SBC Vendors Address the WebRTC Opportunity


Right now this whole SBC market is really excited about WebRTC.

That’s the word from Steven Johnson, president of Ingate, which sells E-SBCs, among other solutions. Ingate is in development on what Johnson describes as WebRTC PBX companion products that will allow companies to add WebRTC to existing SIP PBX environments.

He adds that putting a TURN server on the device enables enterprises to control and see all packets coming in to the SBC so they can ensure WebRTC applications get the required bandwidth. Service providers also can use this kind of device to stay in the call flow for WebRTC sessions, so they can generate revenue from those sessions, he says.

“WebRTC makes it much easier to do ad hoc collaboration sessions,” adds Johnson. “It makes possible the whole theory and promise of unified communications in a very simple way. It’s much easier to set up than SIP, and much easier and simpler than services like WebEx.”

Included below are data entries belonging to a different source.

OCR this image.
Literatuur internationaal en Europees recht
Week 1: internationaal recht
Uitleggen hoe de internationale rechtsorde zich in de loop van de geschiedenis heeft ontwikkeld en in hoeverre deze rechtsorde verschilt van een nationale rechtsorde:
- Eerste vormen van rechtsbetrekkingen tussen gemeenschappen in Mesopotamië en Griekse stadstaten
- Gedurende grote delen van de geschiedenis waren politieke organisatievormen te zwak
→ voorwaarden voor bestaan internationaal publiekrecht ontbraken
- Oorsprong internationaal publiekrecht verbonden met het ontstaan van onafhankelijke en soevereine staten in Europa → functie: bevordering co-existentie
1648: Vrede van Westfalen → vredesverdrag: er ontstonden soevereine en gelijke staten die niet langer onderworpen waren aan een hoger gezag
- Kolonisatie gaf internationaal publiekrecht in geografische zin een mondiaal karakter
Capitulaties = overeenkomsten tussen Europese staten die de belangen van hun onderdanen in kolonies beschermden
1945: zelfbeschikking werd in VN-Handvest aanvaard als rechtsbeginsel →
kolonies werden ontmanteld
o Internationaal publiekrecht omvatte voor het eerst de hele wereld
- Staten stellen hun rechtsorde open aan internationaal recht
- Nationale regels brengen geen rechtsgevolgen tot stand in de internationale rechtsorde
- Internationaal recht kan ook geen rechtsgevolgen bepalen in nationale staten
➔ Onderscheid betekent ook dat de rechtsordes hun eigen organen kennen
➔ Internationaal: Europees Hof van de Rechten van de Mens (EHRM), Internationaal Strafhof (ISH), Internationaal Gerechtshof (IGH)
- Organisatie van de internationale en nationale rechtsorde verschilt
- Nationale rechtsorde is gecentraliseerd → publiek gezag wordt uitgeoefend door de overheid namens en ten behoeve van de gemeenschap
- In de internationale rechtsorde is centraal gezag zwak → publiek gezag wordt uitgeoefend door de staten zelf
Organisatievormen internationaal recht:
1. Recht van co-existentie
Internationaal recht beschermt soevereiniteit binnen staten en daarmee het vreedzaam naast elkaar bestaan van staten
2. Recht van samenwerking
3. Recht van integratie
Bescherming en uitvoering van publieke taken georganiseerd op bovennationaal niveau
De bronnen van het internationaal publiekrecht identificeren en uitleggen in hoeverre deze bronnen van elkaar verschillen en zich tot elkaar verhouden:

Sangoma also plans to introduce WebRTC solutions in 2014. Nenad Corbic, vice president of engineering at Sangoma, says that SBCs will play a central role in WebRTC, noting that the legacy world is cut off from WebRTC without SBC, which can provide the translations between these old and new worlds.

“With Lync, WebRTC and video, all that is hitting the network, and the only technology that can keep up with all this technology is SBCs, because we’re in the middle of the network,” says Corbic. “The SBC is the glue.”

Other vendors already have come out with WebRTC solutions.

For example, Metaswitch offers an IMS in the cloud solution called Clearwater that includes a WebRTC gateways and natively supports interworking between WebRTC clients and SIP-based clients via SIP over WebSocket signaling.

GENBAND offers a WebRTC module, which is software that can be deployed with its SBC.

Oracle this fall introduced a WebRTC session controller. Chris King, senior director of product marketing-communications industry at Oracle, says this new solution brings together Oracle’s SDP technology with Acme Packet technology.

It allows service providers to support multiparty calls, and maintains session state, so if a connection drops it doesn’t affect the other connections. Oracle is targeting its WebRTC Session Controller both at service providers and an enterprises, at which WebRTC can be used to extend the unified communications experience within the contact center (WebRTC can allow for the escalation of a call from one medium to another, and to have the caller’s interaction up to that time captured and displayed in the process) or just by regular enterprise users.